The fact that functional markers of nutrient status are often also indicators of a higher risk of certain diseases, such as hyperhomocysteinemia and cardiovascular risk or DNA damage and cancer risk, adds to their value. New analytical techniques, especially at the molecular level, offer a multitude of potential biomarkers from the fields of immunology and gene expression. However, although these markers are very sensitive, they often lack specificity, so that a combination of several biomarkers is advisable to differentiate between micronutrients.

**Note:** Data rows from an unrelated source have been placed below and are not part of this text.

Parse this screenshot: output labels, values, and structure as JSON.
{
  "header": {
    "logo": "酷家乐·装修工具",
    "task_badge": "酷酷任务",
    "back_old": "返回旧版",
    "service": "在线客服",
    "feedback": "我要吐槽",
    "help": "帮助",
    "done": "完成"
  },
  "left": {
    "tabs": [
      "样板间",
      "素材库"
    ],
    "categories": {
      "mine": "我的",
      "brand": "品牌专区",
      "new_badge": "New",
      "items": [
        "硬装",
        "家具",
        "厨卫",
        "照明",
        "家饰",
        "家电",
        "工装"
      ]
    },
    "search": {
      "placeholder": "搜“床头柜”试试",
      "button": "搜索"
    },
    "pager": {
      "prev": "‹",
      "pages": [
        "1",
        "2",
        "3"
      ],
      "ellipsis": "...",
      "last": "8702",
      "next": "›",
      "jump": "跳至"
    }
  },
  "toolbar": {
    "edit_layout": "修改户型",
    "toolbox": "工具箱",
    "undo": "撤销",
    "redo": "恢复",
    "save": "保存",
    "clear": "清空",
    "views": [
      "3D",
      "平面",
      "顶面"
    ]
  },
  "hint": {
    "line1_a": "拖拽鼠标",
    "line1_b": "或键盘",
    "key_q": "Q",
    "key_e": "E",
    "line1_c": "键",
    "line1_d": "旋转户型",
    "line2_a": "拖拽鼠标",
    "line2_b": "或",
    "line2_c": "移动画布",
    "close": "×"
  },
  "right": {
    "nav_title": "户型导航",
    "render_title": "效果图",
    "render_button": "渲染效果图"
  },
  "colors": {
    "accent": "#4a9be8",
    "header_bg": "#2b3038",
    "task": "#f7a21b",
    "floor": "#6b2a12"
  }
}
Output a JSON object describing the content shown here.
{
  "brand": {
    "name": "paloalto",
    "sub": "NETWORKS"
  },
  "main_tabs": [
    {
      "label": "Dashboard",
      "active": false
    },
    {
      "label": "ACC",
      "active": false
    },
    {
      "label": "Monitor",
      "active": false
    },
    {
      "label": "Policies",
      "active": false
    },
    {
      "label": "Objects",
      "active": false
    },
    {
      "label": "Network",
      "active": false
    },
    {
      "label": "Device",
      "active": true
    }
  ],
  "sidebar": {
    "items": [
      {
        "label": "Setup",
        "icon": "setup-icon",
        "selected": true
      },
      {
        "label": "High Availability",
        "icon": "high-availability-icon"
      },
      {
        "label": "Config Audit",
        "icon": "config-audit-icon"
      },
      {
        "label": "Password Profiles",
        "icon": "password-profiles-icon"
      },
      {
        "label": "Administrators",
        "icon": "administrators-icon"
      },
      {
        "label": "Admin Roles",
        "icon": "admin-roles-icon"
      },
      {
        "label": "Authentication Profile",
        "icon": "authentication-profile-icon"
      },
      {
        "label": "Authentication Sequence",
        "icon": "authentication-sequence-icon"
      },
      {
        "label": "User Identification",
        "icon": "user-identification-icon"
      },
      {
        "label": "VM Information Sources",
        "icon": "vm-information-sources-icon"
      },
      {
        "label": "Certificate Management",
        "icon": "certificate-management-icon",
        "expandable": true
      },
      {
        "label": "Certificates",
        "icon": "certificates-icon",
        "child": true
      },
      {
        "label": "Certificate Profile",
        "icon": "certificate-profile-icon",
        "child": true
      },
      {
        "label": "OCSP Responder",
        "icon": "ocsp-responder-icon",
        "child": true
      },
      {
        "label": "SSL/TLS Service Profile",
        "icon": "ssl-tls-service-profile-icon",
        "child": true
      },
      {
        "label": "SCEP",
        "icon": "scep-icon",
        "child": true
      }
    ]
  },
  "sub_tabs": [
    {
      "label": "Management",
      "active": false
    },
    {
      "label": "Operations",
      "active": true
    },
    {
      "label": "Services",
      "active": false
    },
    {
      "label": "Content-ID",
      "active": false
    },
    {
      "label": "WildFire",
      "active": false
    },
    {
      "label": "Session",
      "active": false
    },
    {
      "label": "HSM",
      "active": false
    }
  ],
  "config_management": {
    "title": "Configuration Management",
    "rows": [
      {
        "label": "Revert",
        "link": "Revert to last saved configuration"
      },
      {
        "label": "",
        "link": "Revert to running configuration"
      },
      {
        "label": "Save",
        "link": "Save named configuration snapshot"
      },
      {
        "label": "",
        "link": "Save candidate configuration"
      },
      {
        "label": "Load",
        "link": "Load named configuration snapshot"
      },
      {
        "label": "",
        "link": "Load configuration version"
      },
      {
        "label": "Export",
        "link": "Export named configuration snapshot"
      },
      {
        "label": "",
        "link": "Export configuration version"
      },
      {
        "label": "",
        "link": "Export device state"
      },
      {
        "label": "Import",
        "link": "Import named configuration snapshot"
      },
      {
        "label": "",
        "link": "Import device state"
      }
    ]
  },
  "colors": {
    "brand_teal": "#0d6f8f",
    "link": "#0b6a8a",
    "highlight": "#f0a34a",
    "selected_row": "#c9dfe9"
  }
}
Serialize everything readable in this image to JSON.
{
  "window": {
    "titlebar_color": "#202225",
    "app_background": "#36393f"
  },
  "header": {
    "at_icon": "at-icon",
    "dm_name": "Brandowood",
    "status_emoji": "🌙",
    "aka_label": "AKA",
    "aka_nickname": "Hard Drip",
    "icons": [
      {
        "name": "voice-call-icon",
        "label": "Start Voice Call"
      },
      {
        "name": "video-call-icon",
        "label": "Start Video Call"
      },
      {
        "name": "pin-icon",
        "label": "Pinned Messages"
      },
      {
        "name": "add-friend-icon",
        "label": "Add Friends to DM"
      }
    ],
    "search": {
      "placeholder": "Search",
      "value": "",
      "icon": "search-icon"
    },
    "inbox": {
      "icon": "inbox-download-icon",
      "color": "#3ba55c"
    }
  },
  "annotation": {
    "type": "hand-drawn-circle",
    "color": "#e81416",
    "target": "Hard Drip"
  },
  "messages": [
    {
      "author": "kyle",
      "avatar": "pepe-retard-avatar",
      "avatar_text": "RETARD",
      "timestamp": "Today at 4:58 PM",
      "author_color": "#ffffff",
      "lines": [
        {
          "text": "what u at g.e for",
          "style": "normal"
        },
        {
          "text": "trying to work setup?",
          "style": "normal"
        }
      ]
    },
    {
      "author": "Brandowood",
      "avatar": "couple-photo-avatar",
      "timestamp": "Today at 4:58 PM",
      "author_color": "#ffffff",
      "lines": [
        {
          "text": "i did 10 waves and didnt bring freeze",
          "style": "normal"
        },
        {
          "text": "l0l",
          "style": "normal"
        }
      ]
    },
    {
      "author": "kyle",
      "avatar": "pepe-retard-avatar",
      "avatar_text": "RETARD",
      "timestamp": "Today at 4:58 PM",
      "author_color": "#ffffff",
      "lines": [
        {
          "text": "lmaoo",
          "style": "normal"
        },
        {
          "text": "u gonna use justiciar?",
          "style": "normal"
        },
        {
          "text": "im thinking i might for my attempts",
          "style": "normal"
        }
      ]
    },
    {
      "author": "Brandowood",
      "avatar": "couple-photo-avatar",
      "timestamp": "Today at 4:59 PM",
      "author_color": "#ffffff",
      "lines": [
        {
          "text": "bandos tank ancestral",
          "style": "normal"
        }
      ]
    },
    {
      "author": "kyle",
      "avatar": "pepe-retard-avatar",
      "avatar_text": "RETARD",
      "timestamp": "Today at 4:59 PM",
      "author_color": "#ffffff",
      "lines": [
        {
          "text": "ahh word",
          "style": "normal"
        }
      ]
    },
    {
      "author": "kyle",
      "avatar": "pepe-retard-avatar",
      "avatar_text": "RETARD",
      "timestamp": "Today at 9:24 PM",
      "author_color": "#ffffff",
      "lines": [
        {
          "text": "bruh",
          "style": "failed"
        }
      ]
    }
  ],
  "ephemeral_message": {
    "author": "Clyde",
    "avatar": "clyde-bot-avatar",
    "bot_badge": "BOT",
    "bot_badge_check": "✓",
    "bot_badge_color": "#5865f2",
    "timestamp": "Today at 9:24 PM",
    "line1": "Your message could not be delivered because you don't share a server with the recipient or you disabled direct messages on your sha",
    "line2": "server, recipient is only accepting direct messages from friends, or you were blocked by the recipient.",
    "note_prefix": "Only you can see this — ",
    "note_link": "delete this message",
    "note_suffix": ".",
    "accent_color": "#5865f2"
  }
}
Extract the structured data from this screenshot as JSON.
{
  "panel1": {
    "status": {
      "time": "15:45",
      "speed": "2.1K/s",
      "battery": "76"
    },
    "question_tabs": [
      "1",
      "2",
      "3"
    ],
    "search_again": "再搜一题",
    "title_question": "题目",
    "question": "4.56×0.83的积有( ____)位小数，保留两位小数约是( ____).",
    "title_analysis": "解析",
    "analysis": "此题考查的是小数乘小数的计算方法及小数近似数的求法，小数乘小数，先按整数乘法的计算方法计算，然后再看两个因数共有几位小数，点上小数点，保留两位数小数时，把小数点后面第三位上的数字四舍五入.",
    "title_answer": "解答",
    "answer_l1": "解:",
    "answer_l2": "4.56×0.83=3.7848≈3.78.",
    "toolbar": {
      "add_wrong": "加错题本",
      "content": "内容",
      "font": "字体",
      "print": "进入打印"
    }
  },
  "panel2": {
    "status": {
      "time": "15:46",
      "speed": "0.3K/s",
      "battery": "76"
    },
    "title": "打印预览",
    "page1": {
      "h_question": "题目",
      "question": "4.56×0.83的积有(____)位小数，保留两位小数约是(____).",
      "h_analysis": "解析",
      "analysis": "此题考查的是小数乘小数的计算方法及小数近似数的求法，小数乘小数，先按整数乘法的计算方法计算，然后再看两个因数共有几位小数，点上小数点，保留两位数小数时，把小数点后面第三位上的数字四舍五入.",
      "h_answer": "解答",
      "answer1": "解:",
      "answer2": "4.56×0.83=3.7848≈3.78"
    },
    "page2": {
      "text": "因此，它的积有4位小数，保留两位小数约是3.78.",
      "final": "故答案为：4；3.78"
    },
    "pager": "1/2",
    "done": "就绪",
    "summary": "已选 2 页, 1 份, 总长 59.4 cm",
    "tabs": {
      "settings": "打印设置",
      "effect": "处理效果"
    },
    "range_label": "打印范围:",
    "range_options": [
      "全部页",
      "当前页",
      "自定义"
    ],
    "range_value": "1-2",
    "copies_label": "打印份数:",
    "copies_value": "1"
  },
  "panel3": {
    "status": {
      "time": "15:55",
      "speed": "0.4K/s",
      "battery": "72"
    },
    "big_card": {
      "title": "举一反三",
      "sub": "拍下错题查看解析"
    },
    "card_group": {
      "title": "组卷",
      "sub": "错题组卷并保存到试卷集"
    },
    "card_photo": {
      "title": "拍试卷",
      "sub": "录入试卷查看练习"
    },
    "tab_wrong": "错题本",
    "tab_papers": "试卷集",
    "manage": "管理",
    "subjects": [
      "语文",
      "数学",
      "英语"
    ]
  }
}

There is also a need to optimize the use of existing biomarkers especially by taking biologic/genetic variability into account. This also applies to reference ranges that can differ depending on age, gender, and ethnic background. In particular, there is a lack of specific reference values for children and the elderly.

Advances in analytical procedures especially at the molecular level will help in the development of new accurate and precise biomarkers that are inexpensive and easily applicable even on large samples at the population level.